What’s noteworthy here is the voter shortfall for September 26 and 27, a Friday and Saturday respectively. Remember these are internet votes, an electoral medium whose greased access route to its virtual polling place should have flattened any and all daily variation in turnout. Not so, apparently; perhaps it was the Parisian fondness for le Weekend that succeeded in distracting the collective attention away from all things political for those couple of days (on the other hand, the participatory peak in the referendum’s final two days may attest a procrastinators’ late dash to their screens).

We can next take an age-graded look at the results by lining up average voter age by project preference, something like

Row Labels: projets

Values: age (by Average, formatted to two decimals, and sorted Largest to Smallest)

age (again, by Count)

 vote2

Don’t, first of all, be flummoxed by the Count of Age heading, which in fact delivers the vote count for each project, and merely grabs onto the age data as a device for aligning the votes with their project (In fact any field could have served the same end and posted identical totals; think about what is, after all, a standard pivot table tack).
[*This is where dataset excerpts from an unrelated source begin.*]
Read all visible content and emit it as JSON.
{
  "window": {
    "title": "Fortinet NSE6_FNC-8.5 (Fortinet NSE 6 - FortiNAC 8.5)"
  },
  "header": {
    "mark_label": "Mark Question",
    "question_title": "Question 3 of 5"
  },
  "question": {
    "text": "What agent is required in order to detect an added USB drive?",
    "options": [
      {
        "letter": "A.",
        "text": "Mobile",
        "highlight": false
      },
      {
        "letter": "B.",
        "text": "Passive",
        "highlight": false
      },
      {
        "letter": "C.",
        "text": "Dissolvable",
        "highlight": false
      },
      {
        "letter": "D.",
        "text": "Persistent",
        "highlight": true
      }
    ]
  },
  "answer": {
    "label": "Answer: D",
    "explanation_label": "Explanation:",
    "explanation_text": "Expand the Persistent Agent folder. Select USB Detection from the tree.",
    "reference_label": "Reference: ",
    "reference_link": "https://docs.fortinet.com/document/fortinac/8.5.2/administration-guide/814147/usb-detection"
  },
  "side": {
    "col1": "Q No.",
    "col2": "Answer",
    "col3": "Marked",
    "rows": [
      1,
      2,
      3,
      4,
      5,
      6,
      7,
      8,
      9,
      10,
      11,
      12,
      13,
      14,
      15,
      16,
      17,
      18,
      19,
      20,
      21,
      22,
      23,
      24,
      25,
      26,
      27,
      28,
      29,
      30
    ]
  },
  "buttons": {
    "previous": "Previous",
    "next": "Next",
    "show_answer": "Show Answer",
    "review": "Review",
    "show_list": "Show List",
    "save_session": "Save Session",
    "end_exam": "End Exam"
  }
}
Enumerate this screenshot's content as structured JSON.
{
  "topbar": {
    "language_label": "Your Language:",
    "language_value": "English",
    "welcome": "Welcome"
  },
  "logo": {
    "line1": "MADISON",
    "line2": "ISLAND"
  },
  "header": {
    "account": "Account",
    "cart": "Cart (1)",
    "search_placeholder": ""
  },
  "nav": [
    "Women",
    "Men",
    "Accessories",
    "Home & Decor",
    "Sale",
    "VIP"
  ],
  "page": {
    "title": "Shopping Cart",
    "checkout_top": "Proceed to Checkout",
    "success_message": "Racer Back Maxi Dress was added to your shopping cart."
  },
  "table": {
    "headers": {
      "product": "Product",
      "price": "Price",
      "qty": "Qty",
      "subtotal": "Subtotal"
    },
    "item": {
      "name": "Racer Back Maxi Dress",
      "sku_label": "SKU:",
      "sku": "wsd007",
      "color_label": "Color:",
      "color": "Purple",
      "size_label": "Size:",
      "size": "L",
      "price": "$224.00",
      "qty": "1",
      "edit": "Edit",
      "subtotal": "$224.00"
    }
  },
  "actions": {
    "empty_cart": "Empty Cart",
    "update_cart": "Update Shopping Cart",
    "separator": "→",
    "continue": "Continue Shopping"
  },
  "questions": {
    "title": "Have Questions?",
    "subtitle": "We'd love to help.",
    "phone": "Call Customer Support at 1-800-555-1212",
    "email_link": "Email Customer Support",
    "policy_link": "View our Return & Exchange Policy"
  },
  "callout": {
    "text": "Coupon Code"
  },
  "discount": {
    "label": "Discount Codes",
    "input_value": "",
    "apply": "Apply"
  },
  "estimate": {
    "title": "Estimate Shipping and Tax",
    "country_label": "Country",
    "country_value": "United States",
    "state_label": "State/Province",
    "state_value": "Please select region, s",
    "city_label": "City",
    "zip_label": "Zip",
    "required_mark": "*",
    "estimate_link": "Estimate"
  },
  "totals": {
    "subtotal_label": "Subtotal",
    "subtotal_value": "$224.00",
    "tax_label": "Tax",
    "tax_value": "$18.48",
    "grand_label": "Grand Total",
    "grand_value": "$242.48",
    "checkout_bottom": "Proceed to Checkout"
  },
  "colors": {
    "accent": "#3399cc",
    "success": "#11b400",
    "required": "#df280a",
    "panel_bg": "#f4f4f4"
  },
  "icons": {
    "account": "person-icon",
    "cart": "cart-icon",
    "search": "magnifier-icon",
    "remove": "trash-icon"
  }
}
But I was authentically surprised by what appear to be the meaningful associations between the projects and the average age of their sectaries.

Les Evenements Sur Grand Ecrans (Google-translated as Events on the Big Screen), a (losing) proposal to boom important events to the multitudes on a giant screen in a public space, captivated the youngest average cohort, even as Musees parisiens 3.0, i.e. an digital hoard of the holdings of fourteen city museums and another idea whose time hadn’t come, piqued a demographic more than 6.5 years older. As both failed ideas seem to have belonged to the more-or-less hi-tech species, the dissonance in age between them becomes all the more curious.

But vive la differences, or something like that.